98943_000_016Adapted from an address given at April 1997 general conference.The blacksmith had made the repair. But I had no money to pay him. That’s when I learned about my father’s “credit.”
I was raised on a small farm in northern Utah. My parents were good, hardworking, industrious people. In order to make ends meet, my father took outside employment. Each morning before he left for work, he would make a list of chores he wanted me to accomplish before he came home that evening.
On one occasion one of the items on the list was to take a small broken part from our hay rake to the blacksmith shop to have it repaired. I was uncomfortable about going. My father hadn’t left any money, and I wondered what I should do.
When all my other chores were finished, I knew I couldn’t avoid it any longer. I can still remember walking the mile or so to the blacksmith shop. I even remember how uncomfortable I was as I watched him weld the part. As he finished, I nervously told him that I had no money, but that my father would pay him later.
He patted me on the shoulder and said, “Son, don’t worry. Your father’s word is as good as his bond.” I remember running all the way home, relieved that the part had been repaired and grateful that my father was known as a man whose word was as good as his bond.
As a boy I didn’t fully understand what that meant, but I knew it was good. It was years later that I recognized that a person whose word is as good as his bond is a person of honesty and integrity, a person to be trusted. In today’s world, there are some who think nothing of breaking their word, their promises, their covenants with man and with God.
Honesty and integrity are not old-fashioned principles. They are just as viable in today’s world. We have been taught in the Church that:
When we say we will do something, we do it.
When we make a commitment, we honor it.
When we are given a calling, we fulfill it.
When we borrow something, we return it.
When we have a financial obligation, we pay it.
When we enter into an agreement, we keep it.
President N. Eldon Tanner related the following experience: “A young man came to me and said, ‘I made an agreement with a man that requires me to make certain payments each year. I am in arrears, and I can’t make those payments, for if I do, it is going to cause me to lose my home. What shall I do?’
“I looked at him and said, ‘Keep your agreement.’
“‘Even if it costs me my home?’
“I said, ‘I am not talking about your home. I am talking about your agreement; and I think your wife would rather have a husband who would keep his word, meet his obligations, keep his pledges or his covenants, and have to rent a home than to have a home with a husband who will not keep his covenants and his pledges’” (in Conference Report, Oct. 1966, 99).
The only policy
We are all familiar with the statement “Honesty is the best policy.” For members of The Church of Jesus Christ of Latter-day Saints, honesty is the only policy. We must be honest with our fellowmen. We must be honest with our God. We are honest with God when we honor the covenants we make with Him.

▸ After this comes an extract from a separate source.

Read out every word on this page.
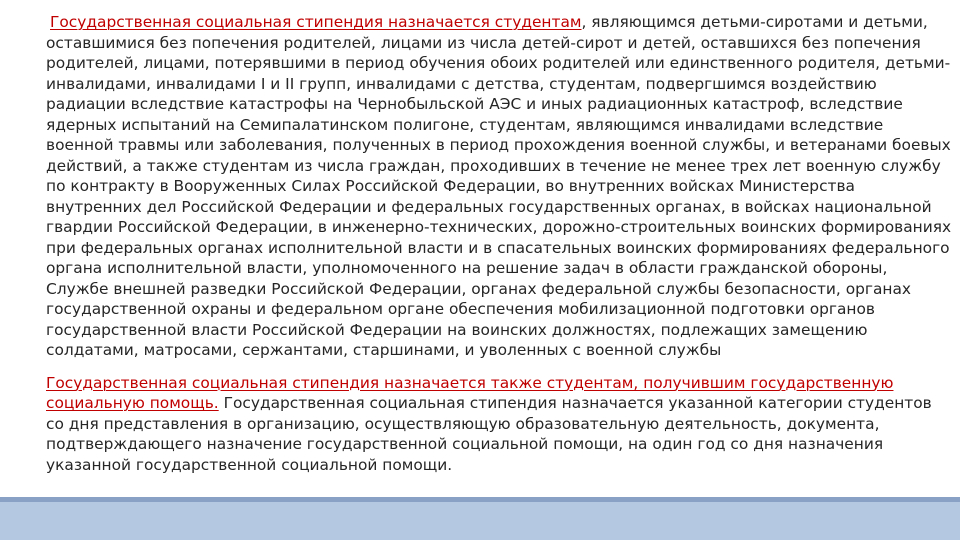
Государственная социальная стипендия назначается студентам, являющимся детьми-сиротами и детьми, оставшимися без попечения родителей, лицами из числа детей-сирот и детей, оставшихся без попечения родителей, лицами, потерявшими в период обучения обоих родителей или единственного родителя, детьми-инвалидами, инвалидами I и II групп, инвалидами с детства, студентам, подвергшимся воздействию радиации вследствие катастрофы на Чернобыльской АЭС и иных радиационных катастроф, вследствие ядерных испытаний на Семипалатинском полигоне, студентам, являющимся инвалидами вследствие военной травмы или заболевания, полученных в период прохождения военной службы, и ветеранами боевых действий, а также студентам из числа граждан, проходивших в течение не менее трех лет военную службу по контракту в Вооруженных Силах Российской Федерации, во внутренних войсках Министерства внутренних дел Российской Федерации и федеральных государственных органах, в войсках национальной гвардии Российской Федерации, в инженерно-технических, дорожно-строительных воинских формированиях при федеральных органах исполнительной власти и в спасательных воинских формированиях федерального органа исполнительной власти, уполномоченного на решение задач в области гражданской обороны, Службе внешней разведки Российской Федерации, органах федеральной службы безопасности, органах государственной охраны и федеральном органе обеспечения мобилизационной подготовки органов государственной власти Российской Федерации на воинских должностях, подлежащих замещению солдатами, матросами, сержантами, старшинами, и уволенных с военной службы

Государственная социальная стипендия назначается также студентам, получившим государственную социальную помощь. Государственная социальная стипендия назначается указанной категории студентов со дня представления в организацию, осуществляющую образовательную деятельность, документа, подтверждающего назначение государственной социальной помощи, на один год со дня назначения указанной государственной социальной помощи.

We are a covenant-making people. We make covenants at the waters of baptism. We renew those covenants each week as we worthily partake of the sacrament. We take upon ourselves the name of Christ; we promise to always remember Him and to keep His commandments. And in return He promises us that His Spirit will always be with us. We make covenants as we enter into the temple, and in return we receive the promised blessings of eternal life—if we keep those sacred covenants.
If we honor the commitments and covenants that we make with God and with our fellowmen, then it can be said of each of us, “Our word is as good as our bond.”